Like any aspect of technology, the technology in our cars has evolved at an incredible rate over the past few years. While driverless cars are being tested on roads around the world, and are likely to be available to consumers within a few years, there are several advanced technologies that have already found their way into the cars that we drive.
Self-parking cars are the next evolutionary step in parking aids, and are already available on websites like Exchange And Mart, while connected cars mean that the in-car entertainment system offers more communication and even online features than a lot of mobile phones and tablets. Technology like automatic headlights, rain-sensitive windscreen wipers, and even nightlight reversing cameras with passenger detection are all also available in some of the most recent models of car on the market.
First came parking sensors; an auditory alarm that beeped with increasing frequency as you reversed closer to the car behind.

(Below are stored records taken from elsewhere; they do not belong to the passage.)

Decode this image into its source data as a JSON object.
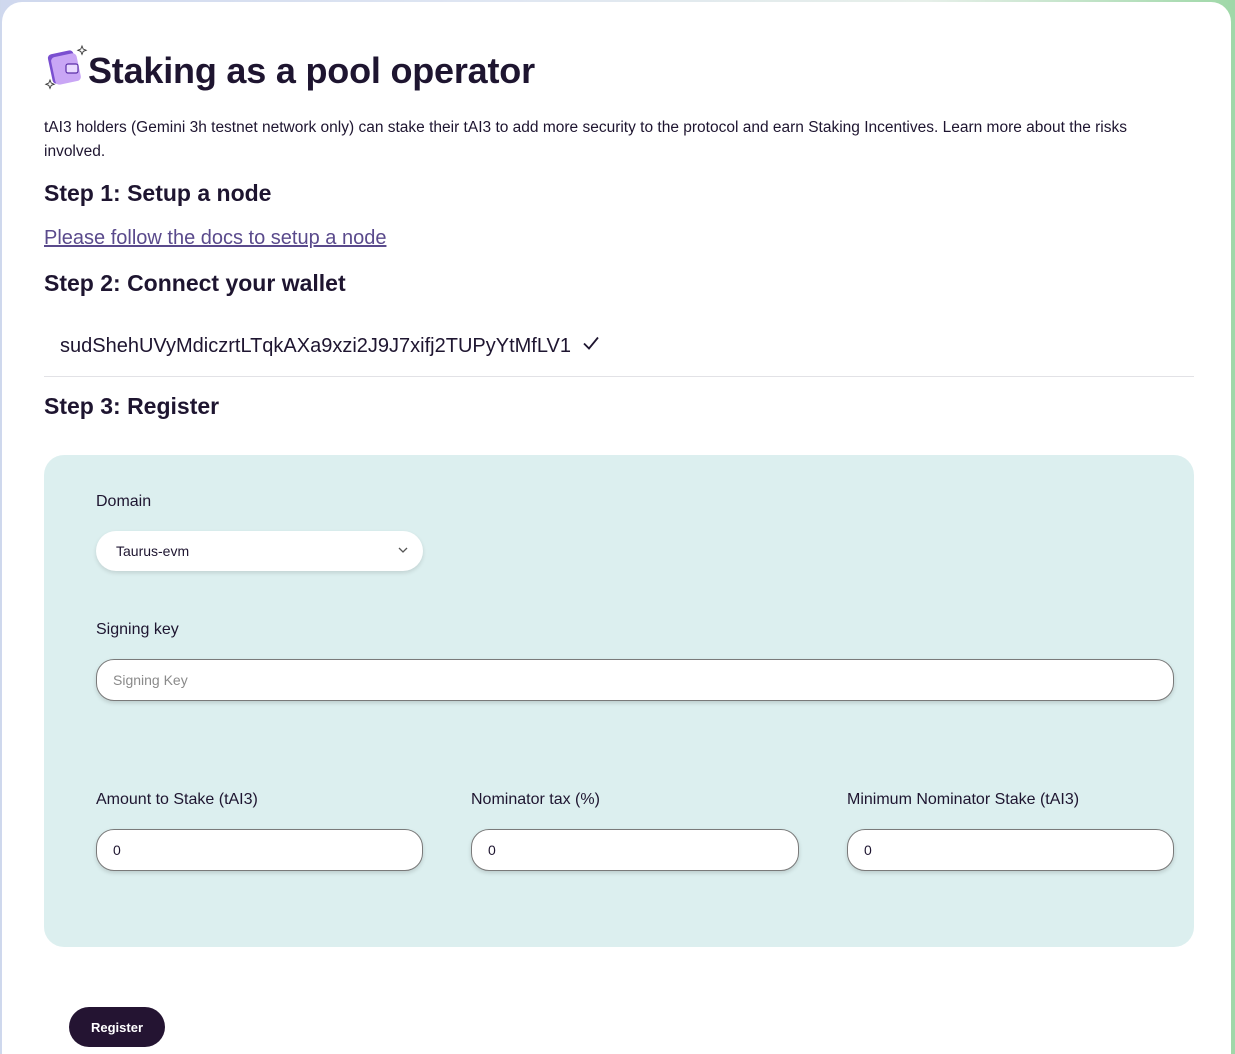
{
  "header": {
    "title": "Staking as a pool operator",
    "intro": "tAI3 holders (Gemini 3h testnet network only) can stake their tAI3 to add more security to the protocol and earn Staking Incentives. Learn more about the risks involved."
  },
  "step1": {
    "heading": "Step 1: Setup a node",
    "link_text": "Please follow the docs to setup a node"
  },
  "step2": {
    "heading": "Step 2: Connect your wallet",
    "wallet_address": "sudShehUVyMdiczrtLTqkAXa9xzi2J9J7xifj2TUPyYtMfLV1"
  },
  "step3": {
    "heading": "Step 3: Register",
    "domain": {
      "label": "Domain",
      "selected": "Taurus-evm"
    },
    "signing_key": {
      "label": "Signing key",
      "placeholder": "Signing Key",
      "value": ""
    },
    "amount_to_stake": {
      "label": "Amount to Stake (tAI3)",
      "value": "0"
    },
    "nominator_tax": {
      "label": "Nominator tax (%)",
      "value": "0"
    },
    "minimum_nominator_stake": {
      "label": "Minimum Nominator Stake (tAI3)",
      "value": "0"
    },
    "register_label": "Register"
  },
  "icons": [
    "wallet-icon",
    "check-icon",
    "chevron-down-icon"
  ],
  "colors": {
    "primary": "#241432",
    "panel": "#dcefef",
    "link": "#5a4a8c",
    "text": "#1e1530"
  }
}
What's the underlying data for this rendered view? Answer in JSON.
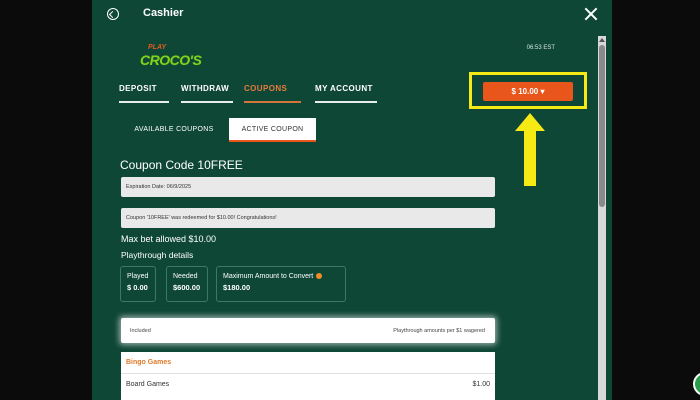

Then followed reversing cameras, and these were eventually replaced by more intelligent cameras with night vision, and that could automatically detect pedestrians that happened to be behind your car.
However, for the ultimate in parking aids, modern cars are increasingly being fitted with automatic parking, or semi-automatic parking. The display tells you what gear to choose and whether to speed up or slow down, and it deals with the steering, so that you can reverse park into the tightest of available spaces without having to take dozens of attempts.
The Driverless Car
Of course, for even more automation, the ultimate goal is that of the driverless car, and the idea is certainly beyond the concept stage. Google and a number of car manufacturers are already testing vehicles on roads around the world. As well as cars, there are driverless trucks also being tested. Governments, including the UK government, are debating changes to existing laws and the introduction of new regulations to help them better police and manage driverless vehicles, too.
Once we are behind the wheel of driverless cars, it is inevitable that we will want improved in-car entertainment, and this is another area where technology will not disappoint. Connected cars have come under some scrutiny because the ability to do things like text and even Tweet directly from the controls of your car are an obvious distraction, but as homes become automated and cars become connected, it surely isn’t long before the fridge lets the car know that it needs to stop at the local shop to pick up a pint of milk on the way home.